Die Reaktion ihrer Freundin bestätigte, dass Lisa sich das Interesse des Yachtbesitzers nicht eingebildet hatte.
»Komm, lass uns stehen bleiben und ein bisschen flirten. Wir müssen ohnehin auf die anderen warten«, schlug Vroni nun vor.
»Willst du mich jetzt mit Gewalt verkuppeln, oder was?«, fragte Lisa und spürte aufsteigende Panik, weil sie Vroni kannte und wusste, dass sie vor nichts zurückschreckte, wenn es um exzessive Flirts ging. Das Erstaunliche daran war, dass sie damit meist durchkam, zumindest in der Männerwelt ab fünfzig. Obwohl gut gelaunt, war Lisa gerade nicht nach einem Flirt, der sowieso zu nichts führen würde. Aber Vronis Klammergriff war nicht zu entkommen. Da stand sie nun wie festgepinnt und tat so, als bewundere sie die Yachten, die vor ihr lagen. Hoffentlich kamen Claudia und die anderen bald nach.
»Er sieht gut aus. Spanier, schätze ich mal. Wir könnten auf seinem Boot einen Drink nehmen.
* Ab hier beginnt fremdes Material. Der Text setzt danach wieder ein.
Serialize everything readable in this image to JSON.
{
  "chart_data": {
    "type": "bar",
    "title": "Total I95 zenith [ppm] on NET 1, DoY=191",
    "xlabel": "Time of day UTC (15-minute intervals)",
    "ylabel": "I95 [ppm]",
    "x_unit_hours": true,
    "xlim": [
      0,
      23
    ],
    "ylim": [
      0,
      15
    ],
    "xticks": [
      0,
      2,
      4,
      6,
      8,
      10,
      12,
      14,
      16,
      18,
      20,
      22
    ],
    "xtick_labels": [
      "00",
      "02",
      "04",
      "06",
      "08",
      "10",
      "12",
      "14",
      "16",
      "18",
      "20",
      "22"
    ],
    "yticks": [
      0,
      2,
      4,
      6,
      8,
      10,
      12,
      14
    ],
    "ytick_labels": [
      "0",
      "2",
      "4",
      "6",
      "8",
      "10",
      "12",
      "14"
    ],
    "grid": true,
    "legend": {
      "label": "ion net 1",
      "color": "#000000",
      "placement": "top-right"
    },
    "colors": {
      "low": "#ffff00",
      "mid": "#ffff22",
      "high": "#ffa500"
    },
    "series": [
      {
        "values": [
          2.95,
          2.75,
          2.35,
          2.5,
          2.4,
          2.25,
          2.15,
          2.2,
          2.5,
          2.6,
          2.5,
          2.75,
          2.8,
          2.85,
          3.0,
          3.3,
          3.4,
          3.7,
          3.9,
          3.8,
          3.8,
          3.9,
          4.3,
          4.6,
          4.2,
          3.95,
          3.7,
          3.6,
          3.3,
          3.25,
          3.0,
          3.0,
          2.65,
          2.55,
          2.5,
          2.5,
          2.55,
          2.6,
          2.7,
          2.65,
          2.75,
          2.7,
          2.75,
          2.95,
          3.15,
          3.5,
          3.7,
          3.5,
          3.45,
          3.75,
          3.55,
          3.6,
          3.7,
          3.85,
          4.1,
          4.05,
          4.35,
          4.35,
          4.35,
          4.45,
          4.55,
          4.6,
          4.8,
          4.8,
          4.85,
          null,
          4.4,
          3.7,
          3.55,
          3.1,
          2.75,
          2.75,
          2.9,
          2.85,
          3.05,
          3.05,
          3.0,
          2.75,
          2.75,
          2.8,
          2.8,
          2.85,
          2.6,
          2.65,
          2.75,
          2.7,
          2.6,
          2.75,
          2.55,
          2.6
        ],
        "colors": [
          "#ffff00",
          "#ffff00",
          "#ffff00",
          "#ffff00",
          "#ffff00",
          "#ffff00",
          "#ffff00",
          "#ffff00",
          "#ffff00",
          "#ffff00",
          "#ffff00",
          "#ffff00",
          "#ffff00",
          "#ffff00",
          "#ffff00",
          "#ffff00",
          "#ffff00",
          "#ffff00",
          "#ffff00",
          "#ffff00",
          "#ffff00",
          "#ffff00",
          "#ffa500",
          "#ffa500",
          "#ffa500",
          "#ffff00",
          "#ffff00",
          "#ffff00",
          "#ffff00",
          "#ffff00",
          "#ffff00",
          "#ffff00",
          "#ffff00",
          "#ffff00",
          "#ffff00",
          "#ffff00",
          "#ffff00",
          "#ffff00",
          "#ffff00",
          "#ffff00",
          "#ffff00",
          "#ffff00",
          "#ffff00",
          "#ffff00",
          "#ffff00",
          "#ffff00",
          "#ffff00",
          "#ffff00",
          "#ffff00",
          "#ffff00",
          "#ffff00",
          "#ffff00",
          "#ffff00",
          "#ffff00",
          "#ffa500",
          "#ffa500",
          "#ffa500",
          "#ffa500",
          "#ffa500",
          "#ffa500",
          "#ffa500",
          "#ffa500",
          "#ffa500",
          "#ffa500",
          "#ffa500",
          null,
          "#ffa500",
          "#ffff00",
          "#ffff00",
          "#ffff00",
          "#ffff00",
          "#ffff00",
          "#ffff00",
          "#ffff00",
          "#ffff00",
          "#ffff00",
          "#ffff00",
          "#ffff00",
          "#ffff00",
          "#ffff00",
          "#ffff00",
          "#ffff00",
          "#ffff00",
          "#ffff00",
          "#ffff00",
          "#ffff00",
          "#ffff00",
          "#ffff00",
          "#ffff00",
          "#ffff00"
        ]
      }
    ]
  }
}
Komm schon, den quatschen wir jetzt an.«
»Du bist unverbesserlich«, erwiderte Lisa.
Vroni lachte nur und löste endlich ihren Blick von der Yacht, was sicher auch damit zu tun hatte, dass der Spanier in Richtung einer Frau sah, die aus einem Porsche stieg und ihm zuwinkte.
»Da hast du ja noch mal Glück gehabt«, meinte Vroni scherzhaft. »Aber beim Nächsten beißt du an, und wenn ich dich hinprügeln muss …«
»Das ist nicht meine Art, und das weißt du«, wandte Lisa ernst ein.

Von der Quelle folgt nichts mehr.